Fewer than 1 in 25 students scored within the average range on five or more questions. Nearly 25 percent of the students did not obtain average marks on a single question.
Now, Gradescope’s study is not published in a peer-reviewed journal and the researchers have substantial conflicts of interest. The results indicate, for instance, that a more individualized and detailed approach to grading is necessary—and it just so happens that’s precisely what Gradescope is selling. Nonetheless, the findings do echo prior research that suggests uniform standards like tests are outdated, and that truly average students (and people in general) probably do not exist.
Even more confusing, among the handful of students who obtained overall scores within 20 percent of the average (that is, between 41.4 and 50.6) no less than 14 did not have scores that fell within the average 20 percent on any of the seven questions. In other words, their overall grades were average, but their performances on individual test questions were not.

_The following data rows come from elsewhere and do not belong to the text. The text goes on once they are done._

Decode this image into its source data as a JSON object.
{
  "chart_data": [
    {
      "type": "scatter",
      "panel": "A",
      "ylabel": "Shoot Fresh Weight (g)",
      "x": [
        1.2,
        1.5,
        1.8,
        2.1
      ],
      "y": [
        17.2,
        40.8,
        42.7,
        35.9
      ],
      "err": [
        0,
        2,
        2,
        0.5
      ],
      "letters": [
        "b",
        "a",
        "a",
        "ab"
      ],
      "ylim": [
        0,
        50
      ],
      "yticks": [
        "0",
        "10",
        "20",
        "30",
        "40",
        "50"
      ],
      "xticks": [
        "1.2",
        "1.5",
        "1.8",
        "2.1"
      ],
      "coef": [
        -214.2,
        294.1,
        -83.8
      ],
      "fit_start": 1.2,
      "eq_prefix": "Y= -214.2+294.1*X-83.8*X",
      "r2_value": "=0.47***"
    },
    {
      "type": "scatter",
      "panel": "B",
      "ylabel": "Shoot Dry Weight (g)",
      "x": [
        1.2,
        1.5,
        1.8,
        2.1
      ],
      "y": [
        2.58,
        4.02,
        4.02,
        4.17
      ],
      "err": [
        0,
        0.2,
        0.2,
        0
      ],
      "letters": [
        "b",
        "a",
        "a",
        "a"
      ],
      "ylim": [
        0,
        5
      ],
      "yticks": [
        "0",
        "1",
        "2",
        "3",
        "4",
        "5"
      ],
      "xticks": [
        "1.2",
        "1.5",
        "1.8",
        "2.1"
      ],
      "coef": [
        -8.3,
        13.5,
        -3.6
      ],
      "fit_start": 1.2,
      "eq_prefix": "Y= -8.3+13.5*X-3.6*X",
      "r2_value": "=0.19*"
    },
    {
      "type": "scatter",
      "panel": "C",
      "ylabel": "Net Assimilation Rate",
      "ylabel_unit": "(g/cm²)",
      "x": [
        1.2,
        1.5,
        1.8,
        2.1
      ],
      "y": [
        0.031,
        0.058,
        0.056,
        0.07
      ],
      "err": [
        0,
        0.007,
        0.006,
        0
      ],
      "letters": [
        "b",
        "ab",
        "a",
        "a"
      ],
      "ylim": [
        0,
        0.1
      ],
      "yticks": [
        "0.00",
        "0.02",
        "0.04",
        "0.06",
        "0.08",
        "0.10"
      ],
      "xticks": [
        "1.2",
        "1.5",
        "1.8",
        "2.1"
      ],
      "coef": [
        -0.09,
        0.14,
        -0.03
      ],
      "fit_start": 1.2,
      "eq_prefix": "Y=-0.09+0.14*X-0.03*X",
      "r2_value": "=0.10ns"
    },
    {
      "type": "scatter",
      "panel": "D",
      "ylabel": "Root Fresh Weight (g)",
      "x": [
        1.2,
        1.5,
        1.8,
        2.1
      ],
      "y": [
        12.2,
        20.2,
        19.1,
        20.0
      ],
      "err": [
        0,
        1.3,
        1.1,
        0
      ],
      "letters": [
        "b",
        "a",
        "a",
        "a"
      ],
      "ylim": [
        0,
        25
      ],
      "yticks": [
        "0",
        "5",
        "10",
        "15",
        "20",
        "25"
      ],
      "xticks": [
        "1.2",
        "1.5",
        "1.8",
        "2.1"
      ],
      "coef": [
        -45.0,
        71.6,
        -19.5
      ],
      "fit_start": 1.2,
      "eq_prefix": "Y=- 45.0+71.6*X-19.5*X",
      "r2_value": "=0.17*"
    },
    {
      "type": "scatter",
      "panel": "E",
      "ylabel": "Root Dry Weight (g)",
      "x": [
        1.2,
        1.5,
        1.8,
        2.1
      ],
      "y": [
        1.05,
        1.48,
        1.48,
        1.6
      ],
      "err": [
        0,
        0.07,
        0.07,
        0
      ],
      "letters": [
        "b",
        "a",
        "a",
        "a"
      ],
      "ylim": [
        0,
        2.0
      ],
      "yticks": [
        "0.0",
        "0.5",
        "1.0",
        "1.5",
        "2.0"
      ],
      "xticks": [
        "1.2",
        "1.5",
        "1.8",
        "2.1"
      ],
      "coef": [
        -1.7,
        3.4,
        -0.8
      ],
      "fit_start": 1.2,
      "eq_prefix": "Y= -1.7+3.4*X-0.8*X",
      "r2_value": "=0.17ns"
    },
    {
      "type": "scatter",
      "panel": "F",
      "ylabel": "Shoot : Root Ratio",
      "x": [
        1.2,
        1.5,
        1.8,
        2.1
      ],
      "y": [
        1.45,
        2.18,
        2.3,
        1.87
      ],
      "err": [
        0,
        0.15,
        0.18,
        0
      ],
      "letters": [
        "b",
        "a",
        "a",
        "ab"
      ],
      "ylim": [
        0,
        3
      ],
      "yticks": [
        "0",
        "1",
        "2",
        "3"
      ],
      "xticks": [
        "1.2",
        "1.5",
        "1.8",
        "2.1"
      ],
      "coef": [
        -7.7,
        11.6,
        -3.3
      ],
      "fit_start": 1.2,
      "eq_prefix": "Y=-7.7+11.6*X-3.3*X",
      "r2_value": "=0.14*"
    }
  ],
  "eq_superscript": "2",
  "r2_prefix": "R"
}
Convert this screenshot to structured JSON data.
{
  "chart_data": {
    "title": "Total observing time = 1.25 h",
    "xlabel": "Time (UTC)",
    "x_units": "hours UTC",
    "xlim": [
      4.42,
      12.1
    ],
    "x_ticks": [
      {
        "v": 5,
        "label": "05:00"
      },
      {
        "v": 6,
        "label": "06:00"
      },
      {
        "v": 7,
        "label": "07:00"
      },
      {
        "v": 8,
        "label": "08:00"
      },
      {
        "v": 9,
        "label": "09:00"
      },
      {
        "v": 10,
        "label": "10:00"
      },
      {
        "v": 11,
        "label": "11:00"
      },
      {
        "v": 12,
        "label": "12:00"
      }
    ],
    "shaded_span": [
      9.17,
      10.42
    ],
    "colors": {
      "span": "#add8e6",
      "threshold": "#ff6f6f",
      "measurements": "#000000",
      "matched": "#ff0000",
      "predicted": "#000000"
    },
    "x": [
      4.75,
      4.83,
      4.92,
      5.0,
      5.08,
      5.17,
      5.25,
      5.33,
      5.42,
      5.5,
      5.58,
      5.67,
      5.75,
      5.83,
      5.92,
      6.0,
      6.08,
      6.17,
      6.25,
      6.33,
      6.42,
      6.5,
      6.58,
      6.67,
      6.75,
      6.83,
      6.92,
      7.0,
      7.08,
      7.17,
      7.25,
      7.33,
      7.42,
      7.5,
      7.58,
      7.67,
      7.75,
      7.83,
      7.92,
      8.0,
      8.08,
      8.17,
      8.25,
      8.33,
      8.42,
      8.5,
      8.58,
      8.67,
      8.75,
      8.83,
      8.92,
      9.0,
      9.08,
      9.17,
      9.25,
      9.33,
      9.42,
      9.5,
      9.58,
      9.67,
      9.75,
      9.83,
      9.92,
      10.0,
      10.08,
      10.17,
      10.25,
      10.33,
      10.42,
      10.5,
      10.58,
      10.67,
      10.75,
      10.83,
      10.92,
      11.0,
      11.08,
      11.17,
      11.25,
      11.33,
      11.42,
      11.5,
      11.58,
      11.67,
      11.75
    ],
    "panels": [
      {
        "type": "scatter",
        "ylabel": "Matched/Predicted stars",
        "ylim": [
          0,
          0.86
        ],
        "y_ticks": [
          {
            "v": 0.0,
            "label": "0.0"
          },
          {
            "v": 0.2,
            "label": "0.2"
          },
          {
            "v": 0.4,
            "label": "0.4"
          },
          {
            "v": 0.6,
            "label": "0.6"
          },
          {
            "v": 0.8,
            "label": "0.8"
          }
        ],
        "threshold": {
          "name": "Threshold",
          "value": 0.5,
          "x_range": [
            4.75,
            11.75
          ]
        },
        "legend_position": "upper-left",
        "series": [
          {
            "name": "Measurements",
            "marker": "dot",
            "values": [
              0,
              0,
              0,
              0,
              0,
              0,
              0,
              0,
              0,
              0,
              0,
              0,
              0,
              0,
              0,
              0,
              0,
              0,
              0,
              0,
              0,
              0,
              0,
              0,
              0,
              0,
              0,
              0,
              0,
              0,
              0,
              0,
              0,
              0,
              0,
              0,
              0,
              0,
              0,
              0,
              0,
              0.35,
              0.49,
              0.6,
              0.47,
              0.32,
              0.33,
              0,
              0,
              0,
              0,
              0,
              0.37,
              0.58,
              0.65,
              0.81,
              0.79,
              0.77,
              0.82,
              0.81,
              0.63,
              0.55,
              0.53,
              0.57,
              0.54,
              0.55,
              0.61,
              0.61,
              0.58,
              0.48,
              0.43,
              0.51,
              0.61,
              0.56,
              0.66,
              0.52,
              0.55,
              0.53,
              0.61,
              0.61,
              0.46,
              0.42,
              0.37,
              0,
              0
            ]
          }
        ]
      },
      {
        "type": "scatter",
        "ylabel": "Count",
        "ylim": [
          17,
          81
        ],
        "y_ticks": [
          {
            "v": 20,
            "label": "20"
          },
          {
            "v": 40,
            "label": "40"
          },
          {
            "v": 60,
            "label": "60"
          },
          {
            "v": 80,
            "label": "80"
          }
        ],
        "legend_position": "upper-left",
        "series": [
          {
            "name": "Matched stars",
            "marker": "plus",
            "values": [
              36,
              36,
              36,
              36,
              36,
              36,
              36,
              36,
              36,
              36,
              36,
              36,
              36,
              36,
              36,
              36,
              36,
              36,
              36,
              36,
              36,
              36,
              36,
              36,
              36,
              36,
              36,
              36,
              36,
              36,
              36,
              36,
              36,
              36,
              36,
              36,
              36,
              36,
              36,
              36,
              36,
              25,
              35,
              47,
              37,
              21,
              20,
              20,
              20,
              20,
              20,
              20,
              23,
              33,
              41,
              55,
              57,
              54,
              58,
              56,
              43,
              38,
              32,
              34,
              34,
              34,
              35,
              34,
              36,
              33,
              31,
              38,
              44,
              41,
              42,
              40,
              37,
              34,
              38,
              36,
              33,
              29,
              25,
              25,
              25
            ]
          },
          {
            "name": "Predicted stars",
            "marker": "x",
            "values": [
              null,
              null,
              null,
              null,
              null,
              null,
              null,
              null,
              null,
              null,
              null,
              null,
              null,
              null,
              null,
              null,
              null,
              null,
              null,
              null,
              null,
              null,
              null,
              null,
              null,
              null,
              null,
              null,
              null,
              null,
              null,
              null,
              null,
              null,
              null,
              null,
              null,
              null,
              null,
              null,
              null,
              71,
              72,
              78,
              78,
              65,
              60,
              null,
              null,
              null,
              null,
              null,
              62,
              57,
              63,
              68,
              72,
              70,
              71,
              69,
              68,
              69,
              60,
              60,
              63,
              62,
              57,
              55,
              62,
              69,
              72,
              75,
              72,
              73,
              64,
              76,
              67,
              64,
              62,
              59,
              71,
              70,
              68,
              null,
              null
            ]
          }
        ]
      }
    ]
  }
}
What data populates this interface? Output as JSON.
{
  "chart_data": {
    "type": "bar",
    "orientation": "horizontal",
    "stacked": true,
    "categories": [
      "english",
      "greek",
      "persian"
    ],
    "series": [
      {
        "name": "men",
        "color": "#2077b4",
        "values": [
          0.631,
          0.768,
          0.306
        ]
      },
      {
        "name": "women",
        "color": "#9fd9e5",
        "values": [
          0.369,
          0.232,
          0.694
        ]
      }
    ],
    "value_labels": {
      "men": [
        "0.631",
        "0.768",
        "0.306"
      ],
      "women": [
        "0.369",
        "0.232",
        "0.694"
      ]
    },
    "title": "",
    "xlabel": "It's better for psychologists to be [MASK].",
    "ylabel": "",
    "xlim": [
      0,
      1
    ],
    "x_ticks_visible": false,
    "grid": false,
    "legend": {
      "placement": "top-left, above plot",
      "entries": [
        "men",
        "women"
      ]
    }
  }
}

The findings require follow-up and peer review, but broadly suggest that grading on a curve—and indeed, conventional grading as we know it—fails to capture the strengths and weaknesses of students.
“We found the discrepancy among average-scoring students could be over 40 percent — a truly significant difference in exactly what each student learned,” Carlson writes. “We looked at two students who both earned 51.5 out of 80 points on the exam. Despite earning an identical score, they had 67 rubric item discrepancies between them, or nearly 44 percent of all rubric items.”
“They essentially understood only half the same material.”